I have been partying for over 12 years. Have had years of crazy rolling (doing it for consecutive weekends for months and months at a time). I take year breaks at a time- the magic isn't the same at all but it still can be fun- just different. Now, on comedown I drinks lots of green juice or eat fruits and veggies and I find the next day is smooth sailing. I make sure when I am not indulging that I am taking care of my body as much as possible.
 
Yeah my eyes are fucked up mood swings i've noticed lately I've been very irretable I also have been not talking to people I feel like everyone is out to piss me off or hurt me. I also have a ringing I my right ear I also noticed my skin is more numb. I just wanna be normal again I've gone not even a week yet I can make it months pretty sure cause this feeling I'm OVER IT.
 
Also when ever I party I always wear earplugs. Honestly, there is a lot to be said about taking care of yourself (eating healthy foods, drinking lots of water, excersize, sleep), that will make days after a breeze (or at least a lot better to handle).
 
I had this problem due to abuse (using every couple weeks for a long time, and it all came crashing)- and I made it through, and now enjoy rolling again. There was a point where my friends would plan to roll, and my anxiety around it made it simply not worth it, but I'd give it a try anyway, and sometimes rolling itself was dark and sad.

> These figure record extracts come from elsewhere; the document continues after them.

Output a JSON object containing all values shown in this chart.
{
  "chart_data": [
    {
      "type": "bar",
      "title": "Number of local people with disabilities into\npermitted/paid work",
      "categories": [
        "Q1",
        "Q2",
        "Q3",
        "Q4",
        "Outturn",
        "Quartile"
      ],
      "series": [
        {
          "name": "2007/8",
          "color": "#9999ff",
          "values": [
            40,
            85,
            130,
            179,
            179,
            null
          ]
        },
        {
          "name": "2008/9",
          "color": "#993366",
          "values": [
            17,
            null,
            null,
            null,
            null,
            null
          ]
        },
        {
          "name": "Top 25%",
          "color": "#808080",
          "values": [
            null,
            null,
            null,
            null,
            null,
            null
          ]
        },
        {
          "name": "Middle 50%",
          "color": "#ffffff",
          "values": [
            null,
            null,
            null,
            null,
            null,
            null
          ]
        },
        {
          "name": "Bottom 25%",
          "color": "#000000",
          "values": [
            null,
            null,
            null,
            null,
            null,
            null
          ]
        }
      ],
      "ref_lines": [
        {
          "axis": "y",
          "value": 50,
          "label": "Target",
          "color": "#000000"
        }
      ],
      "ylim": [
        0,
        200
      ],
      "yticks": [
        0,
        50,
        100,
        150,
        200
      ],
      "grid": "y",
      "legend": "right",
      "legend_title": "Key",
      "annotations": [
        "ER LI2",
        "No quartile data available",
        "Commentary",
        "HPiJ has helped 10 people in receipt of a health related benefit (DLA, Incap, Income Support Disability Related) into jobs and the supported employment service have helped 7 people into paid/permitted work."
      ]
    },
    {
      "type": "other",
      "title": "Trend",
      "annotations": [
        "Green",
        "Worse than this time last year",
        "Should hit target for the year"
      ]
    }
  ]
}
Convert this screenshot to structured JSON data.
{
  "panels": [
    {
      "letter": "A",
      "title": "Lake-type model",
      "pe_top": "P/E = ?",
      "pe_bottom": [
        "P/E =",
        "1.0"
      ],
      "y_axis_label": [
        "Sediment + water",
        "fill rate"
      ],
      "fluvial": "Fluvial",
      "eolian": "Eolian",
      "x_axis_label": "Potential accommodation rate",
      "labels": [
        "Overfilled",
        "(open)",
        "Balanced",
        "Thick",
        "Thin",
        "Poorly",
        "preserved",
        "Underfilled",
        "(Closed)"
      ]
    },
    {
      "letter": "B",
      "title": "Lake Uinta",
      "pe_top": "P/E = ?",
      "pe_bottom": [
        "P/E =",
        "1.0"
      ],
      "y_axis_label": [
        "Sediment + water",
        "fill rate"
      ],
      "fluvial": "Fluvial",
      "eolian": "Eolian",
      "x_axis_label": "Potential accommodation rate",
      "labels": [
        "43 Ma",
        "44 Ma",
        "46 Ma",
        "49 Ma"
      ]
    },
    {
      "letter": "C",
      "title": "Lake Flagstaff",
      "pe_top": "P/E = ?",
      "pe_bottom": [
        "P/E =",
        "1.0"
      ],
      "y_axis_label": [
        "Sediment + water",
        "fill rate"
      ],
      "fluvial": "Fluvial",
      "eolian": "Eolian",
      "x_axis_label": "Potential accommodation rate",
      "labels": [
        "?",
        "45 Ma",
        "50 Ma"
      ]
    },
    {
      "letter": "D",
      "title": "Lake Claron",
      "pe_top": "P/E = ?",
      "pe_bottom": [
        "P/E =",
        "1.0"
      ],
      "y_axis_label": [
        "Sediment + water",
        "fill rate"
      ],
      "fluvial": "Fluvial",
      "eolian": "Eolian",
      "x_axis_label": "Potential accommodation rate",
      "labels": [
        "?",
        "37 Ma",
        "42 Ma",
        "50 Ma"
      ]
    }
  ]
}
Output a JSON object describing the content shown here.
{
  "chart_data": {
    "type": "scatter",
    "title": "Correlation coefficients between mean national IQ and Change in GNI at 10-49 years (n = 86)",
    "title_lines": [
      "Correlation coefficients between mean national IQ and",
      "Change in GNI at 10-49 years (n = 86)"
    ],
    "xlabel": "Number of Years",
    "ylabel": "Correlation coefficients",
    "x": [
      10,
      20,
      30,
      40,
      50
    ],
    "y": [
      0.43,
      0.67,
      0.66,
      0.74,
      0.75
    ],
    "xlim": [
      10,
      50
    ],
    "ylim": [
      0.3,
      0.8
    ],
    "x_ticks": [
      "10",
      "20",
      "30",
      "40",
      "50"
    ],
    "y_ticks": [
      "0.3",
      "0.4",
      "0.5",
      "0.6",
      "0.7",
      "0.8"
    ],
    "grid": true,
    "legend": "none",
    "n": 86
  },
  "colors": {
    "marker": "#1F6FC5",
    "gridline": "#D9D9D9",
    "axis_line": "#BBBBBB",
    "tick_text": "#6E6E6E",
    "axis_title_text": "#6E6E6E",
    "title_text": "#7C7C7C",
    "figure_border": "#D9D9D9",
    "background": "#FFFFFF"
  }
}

I also (as always) really reallllllly improved my ability to roll and the quality of my roll by using piracetam (a supplement you can find online).
 
Yeah I have anxiety now from rolling so much I also have noticed that I can't handle people anymore I feel like I'm going psychotic from it. . . I don't wanna do this anymore I'm over it I can't put my finger on it but I'm totally changed now. Not for the better either.
 
I would just stay off beans for a few months and try to be as healthy as possible. Same shit happened, I was depressed / had anxiety / couldn't sleep / and lost a lot of my appetite. But I stopped for 3 months and spent a lot of time getting in shape, now I love rolling once again.
 
I feel you man. I haven't rolled in almost two months. I have been smoking weed everyday for two years though. After this weekend I plan on quitting the stinky herb too.

Looks like a few years of sobriety and success are in store for me. :\ ((( boring )))
 
I know alot of people like to flame for their love for mdma, But as someone who used to glamorise mdma till days end I can honestly say the dark side of mdma outweighs the upsides.

SURE i had amazing times, but ive seen it change alot of people, and the worst myself, but was in so much depression and the worst year of my life (2009) where everything came back to bite me and I just became a depressed sad person over my mdma abuse.

After about 8 months of staying clean, and excercising and eating better, plus getting on SSRIs and seeking therapy ive become my old self.

Im happy where I am, and while I had amaazing times with mdma and will always rememeber the amazing times, im happy im without it, and you should take a long, long break even if it might be hard. You will benefit from it alot.

I promise you.

-peace
 
Oh and btw I was at the "festival" as everyone put it and was NOT on mdma even though all my friends were, and I watched above and beyond play the most beautiful set and site ive ever seen in my life, without mdma, and turned out being the best night of my entire life.

Peace an luv ya'll
 
weird physical things like I developed this ringing in my left ear that never goes away...

some dj's are half deaf so bring those ear plugs with you.

I haven't read that mdma would be ototoxic, but have read that impurities in pills can be. Anyways that's some serious abuse.

my first and only mdma comedown was enough for me not to do again.
Aftereffects are just as important for me to determine substances potential.